An Excerpt from Daily Grace: The Mockingbird Devotional, Vol. 2, by Sarah Condon. To order a copy, click here.

[Martha] had a sister named Mary, who sat at the Lord’s feet and listened to what he was saying. But Martha was distracted by her many tasks; so she came to him and asked, “Lord, do you not care that my sister has left me to do all the work by myself? Tell her then to help me.” But the Lord answered her, “Martha, Martha, you are worried and distracted by many things; there is need of only one thing. Mary has chosen the better part, which will not be taken away from her.” (Lk 10:39-42)

The story of Mary and Martha can easily fit into a narrative of all of the unfair stories in the Gospel. Like the workers in the vineyard (Mt 20) or the prodigal son (Lk 15), we can put Mary in the category of the one who is not doing anything and yet is still God’s beloved. And if that song makes your heart sing, then go ahead and belt it out.

But Mary was not doing nothing. She was hearing everything. Even her position, seated on the floor at the feet of Jesus, suggests the position of rabbinical students at the feet of their holy teacher. When Jesus tells Martha that Mary has chosen the better part, he is telling us that Mary has chosen to hear the Story. Mary is taking the time to learn who Jesus is. And she is learning that those late-to-the-grapes employees and that derelict younger brother are her people. And that Jesus is her savior.

We all want to defend Martha. Because, like her, we believe that if we can just keep moving, then we will not have to face the horrible and beautiful truth. We will not have to hear the Story. If we scrub all of the grime from the stovetop, perhaps we can also scrub away our addictions, affairs, and hurtful ways. Perhaps we can make ourselves clean.
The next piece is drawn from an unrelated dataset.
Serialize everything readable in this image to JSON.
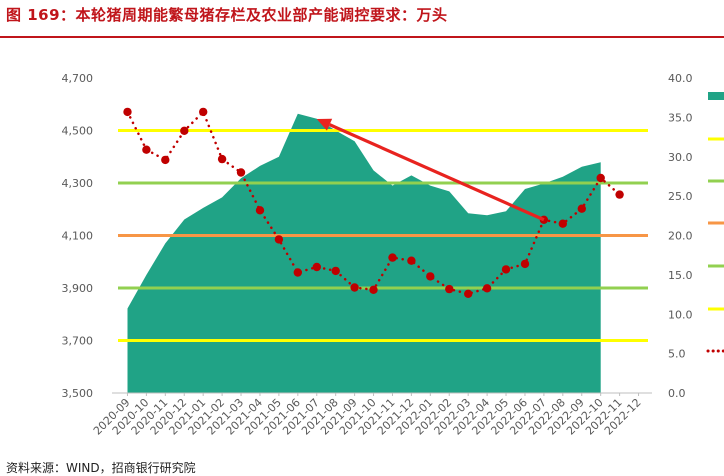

And who could blame us? We live in a Martha culture. We define ourselves by the cleanliness of our houses and less by the cleanliness of our hearts. The former feels tangible and doable. But the latter feels like an impossible task. How could we ever live without sin?

We cannot. But we can count on and learn from the sinlessness of Jesus, who came to save us from ourselves.

Jesus famously said that the poor will always be with us. Well, so will that dirty kitchen.

So take a metaphorical (or an actual) seat on that unswept kitchen floor. Stare up at the One who calls you beloved. The dishes will still be there in the morning.